Its philosophy, though, has always been unique, and can be described as “Lomography applied to the digital age”: Hipstamatic does not let you edit existing photos, it does not let you change the filter once the photo has been taken. You have to pick in advance the combination of lens, film and flash (maybe even randomize it by shaking the device) and then… “don’t think, just shoot”. The app will take care of the photo, develop it and save it to your library for you to enjoy it. The results can be stunning.
The quality of the filters has contributed to make Hipstamatic an instant hit, and there is a big online community of aficionados that provide guides, tutorials and apps that lets you fully understand the app, guide you in the choice of lenses and films.
Unfortunately, in the past year, things have not been so good: many updates have been so buggy and crash-prone that the app had become barely usable, and the packs that have been released do not live up to Hipstamatic’s magic.
Something seem to have improved recently, and I have been able to use the app without crashes since one of the latest releases. So, I might decide to start using Hipstamatic again.
This is the main interface: you have a low-middle-high resolution switch (high-res images take more to “develop”), a multi-exposure selector and a flash switch. Tapping the star button you’ll have access to your favorite combos, while the “turn around” bottom gives you access to the camera bag.

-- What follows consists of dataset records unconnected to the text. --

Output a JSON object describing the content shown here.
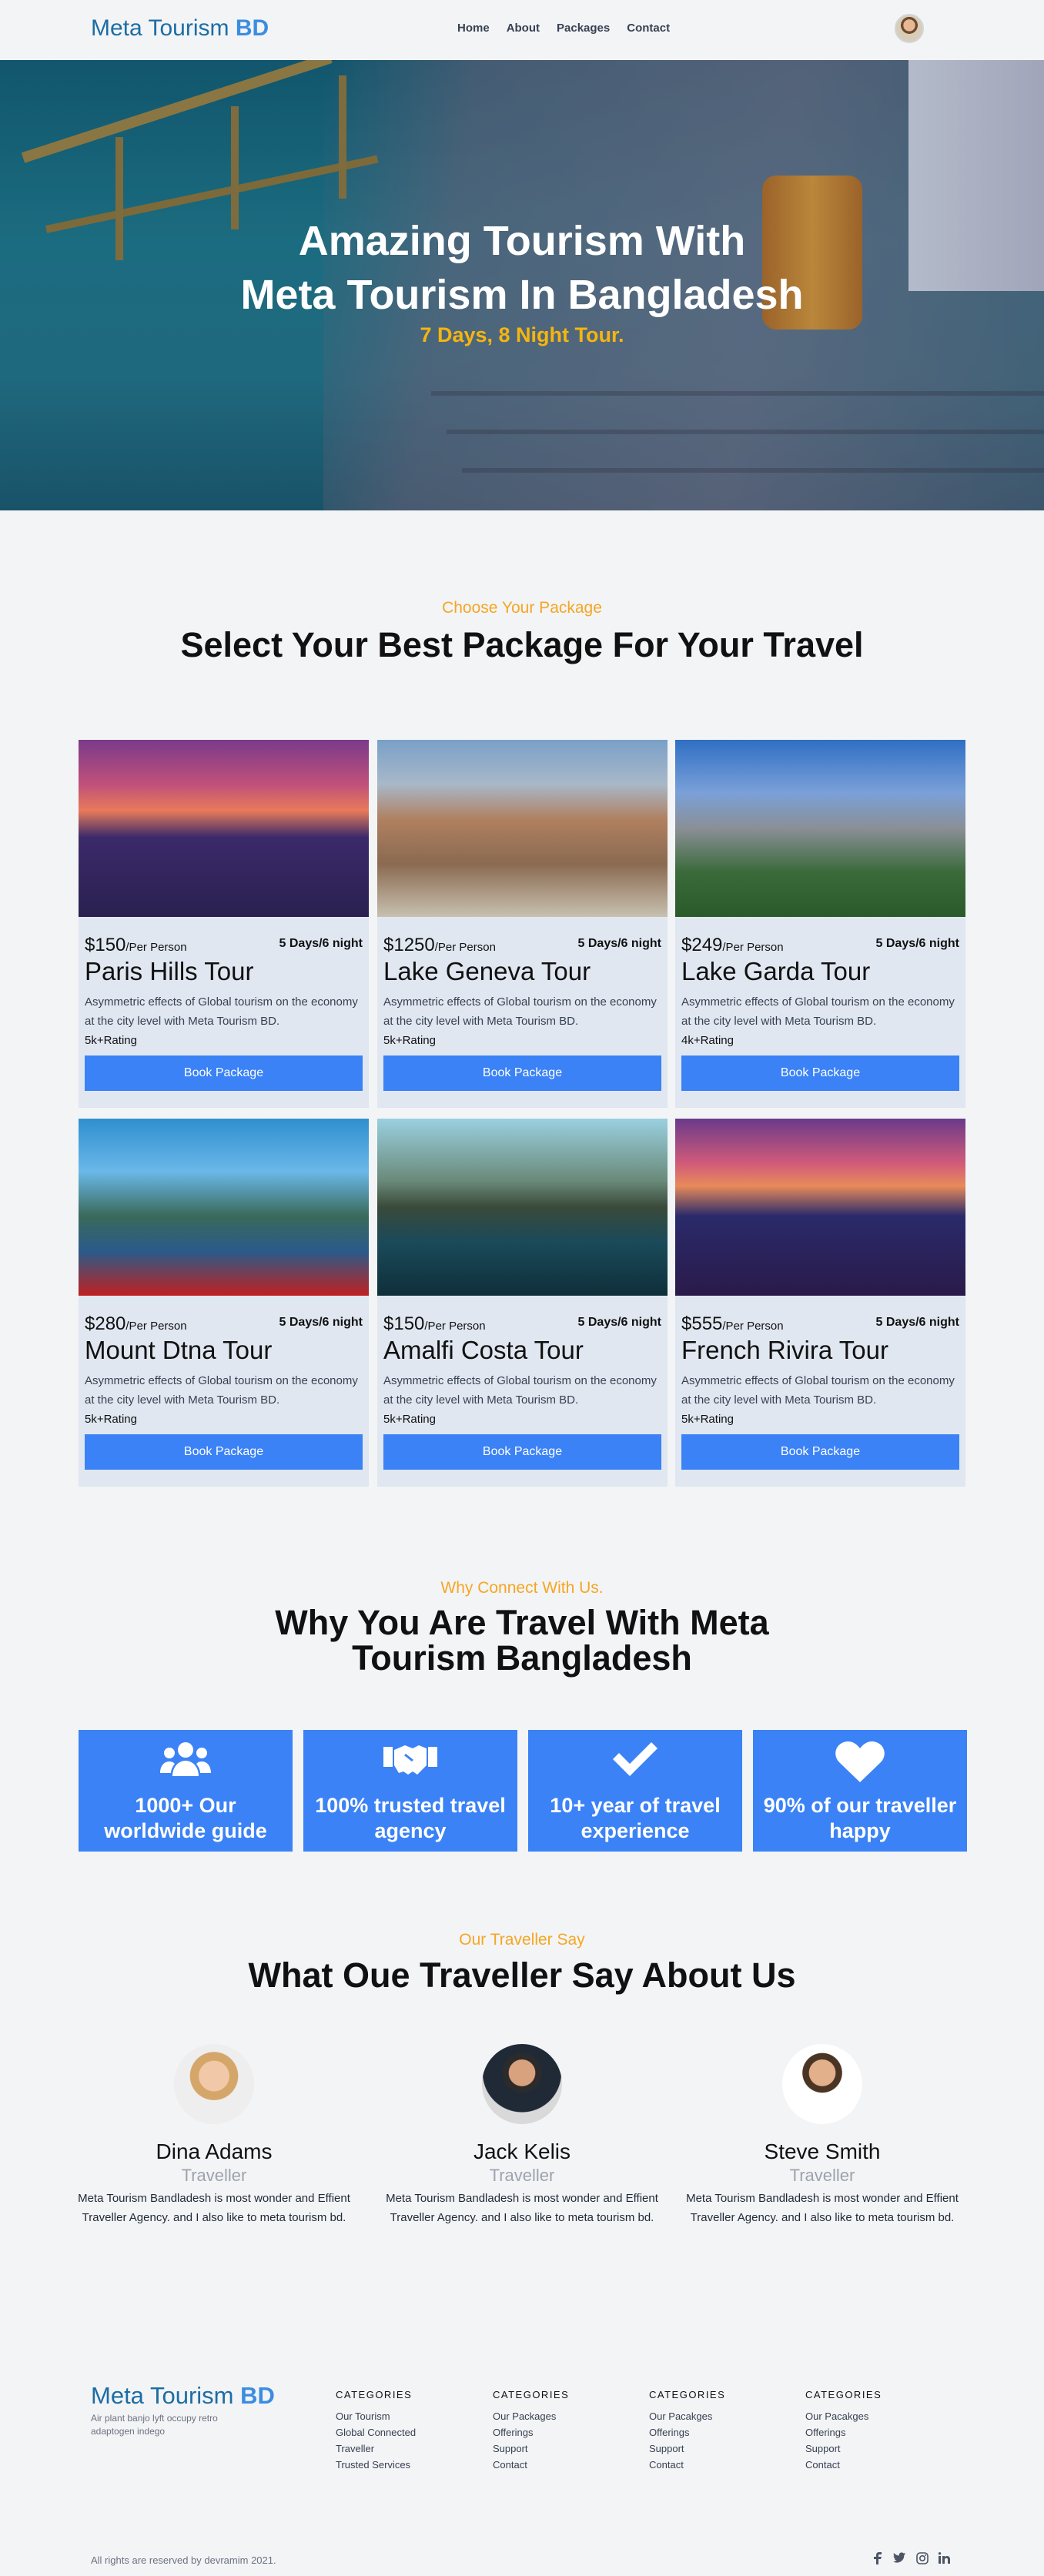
{
  "nav": {
    "brand_main": "Meta Tourism",
    "brand_accent": "BD",
    "links": [
      "Home",
      "About",
      "Packages",
      "Contact"
    ]
  },
  "hero": {
    "title_line1": "Amazing Tourism With",
    "title_line2": "Meta Tourism In Bangladesh",
    "subtitle": "7 Days, 8 Night Tour."
  },
  "packages": {
    "eyebrow": "Choose Your Package",
    "heading": "Select Your Best Package For Your Travel",
    "per": "/Per Person",
    "button": "Book Package",
    "items": [
      {
        "price": "$150",
        "duration": "5 Days/6 night",
        "title": "Paris Hills Tour",
        "desc": "Asymmetric effects of Global tourism on the economy at the city level with Meta Tourism BD.",
        "rating": "5k+Rating"
      },
      {
        "price": "$1250",
        "duration": "5 Days/6 night",
        "title": "Lake Geneva Tour",
        "desc": "Asymmetric effects of Global tourism on the economy at the city level with Meta Tourism BD.",
        "rating": "5k+Rating"
      },
      {
        "price": "$249",
        "duration": "5 Days/6 night",
        "title": "Lake Garda Tour",
        "desc": "Asymmetric effects of Global tourism on the economy at the city level with Meta Tourism BD.",
        "rating": "4k+Rating"
      },
      {
        "price": "$280",
        "duration": "5 Days/6 night",
        "title": "Mount Dtna Tour",
        "desc": "Asymmetric effects of Global tourism on the economy at the city level with Meta Tourism BD.",
        "rating": "5k+Rating"
      },
      {
        "price": "$150",
        "duration": "5 Days/6 night",
        "title": "Amalfi Costa Tour",
        "desc": "Asymmetric effects of Global tourism on the economy at the city level with Meta Tourism BD.",
        "rating": "5k+Rating"
      },
      {
        "price": "$555",
        "duration": "5 Days/6 night",
        "title": "French Rivira Tour",
        "desc": "Asymmetric effects of Global tourism on the economy at the city level with Meta Tourism BD.",
        "rating": "5k+Rating"
      }
    ]
  },
  "why": {
    "eyebrow": "Why Connect With Us.",
    "heading_line1": "Why You Are Travel With Meta",
    "heading_line2": "Tourism Bangladesh",
    "features": [
      {
        "icon": "users-icon",
        "text": "1000+ Our worldwide guide"
      },
      {
        "icon": "handshake-icon",
        "text": "100% trusted travel agency"
      },
      {
        "icon": "check-icon",
        "text": "10+ year of travel experience"
      },
      {
        "icon": "heart-icon",
        "text": "90% of our traveller happy"
      }
    ]
  },
  "testimonials": {
    "eyebrow": "Our Traveller Say",
    "heading": "What Oue Traveller Say About Us",
    "items": [
      {
        "name": "Dina Adams",
        "role": "Traveller",
        "quote": "Meta Tourism Bandladesh is most wonder and Effient Traveller Agency. and I also like to meta tourism bd."
      },
      {
        "name": "Jack Kelis",
        "role": "Traveller",
        "quote": "Meta Tourism Bandladesh is most wonder and Effient Traveller Agency. and I also like to meta tourism bd."
      },
      {
        "name": "Steve Smith",
        "role": "Traveller",
        "quote": "Meta Tourism Bandladesh is most wonder and Effient Traveller Agency. and I also like to meta tourism bd."
      }
    ]
  },
  "footer": {
    "brand_main": "Meta Tourism",
    "brand_accent": "BD",
    "tagline": "Air plant banjo lyft occupy retro adaptogen indego",
    "columns": [
      {
        "title": "CATEGORIES",
        "links": [
          "Our Tourism",
          "Global Connected",
          "Traveller",
          "Trusted Services"
        ]
      },
      {
        "title": "CATEGORIES",
        "links": [
          "Our Packages",
          "Offerings",
          "Support",
          "Contact"
        ]
      },
      {
        "title": "CATEGORIES",
        "links": [
          "Our Pacakges",
          "Offerings",
          "Support",
          "Contact"
        ]
      },
      {
        "title": "CATEGORIES",
        "links": [
          "Our Pacakges",
          "Offerings",
          "Support",
          "Contact"
        ]
      }
    ],
    "copyright": "All rights are reserved by devramim 2021.",
    "social": [
      "facebook-icon",
      "twitter-icon",
      "instagram-icon",
      "linkedin-icon"
    ]
  }
}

If you tap the viewfinder, it gets blown-up to full screen. Tap it again to shoot. Beware: in the spirit of classic toy cameras, the viewfinder is by default set to be “unprecise”. You have to modify a setting if you want to have precision framing.
You have the option to pick two kind of flashes: software (a filter is applied) and hardware (the iPhone camera led). Usually the second one doesn’t work too well with Hipstamatic’s textures, so think twice before activating it.
The multiple exposure switch (on the top left) is something new: by tapping it, you overlap multiple shots into one photo. Of course, being this true to Hipstamatic’s philosophy, you won’t be able to change your mind later, and you won’t see the result until the photo is developed.
The camera bag section is where you pick your tools: you can change the lens from this interface, to pick films and lenses you have to tap their buttons.
In the store you can buy or download new packs. They are not usually free (some are, though), and they might be available only for short periods. Packs can include different combinations of lenses, films and flashes. For each one of them you can get a short explanation and some previews.
Once a print is developed, you can access it from the HipstaPrints Gallery:
In conclusion, Hipstamatic is a great app that can still produce some of the bests results you can get out of your phone. You have, though, to embrace its unique philosophy… and hope that all the bugs that have affected the app recently have finally been left behind for good!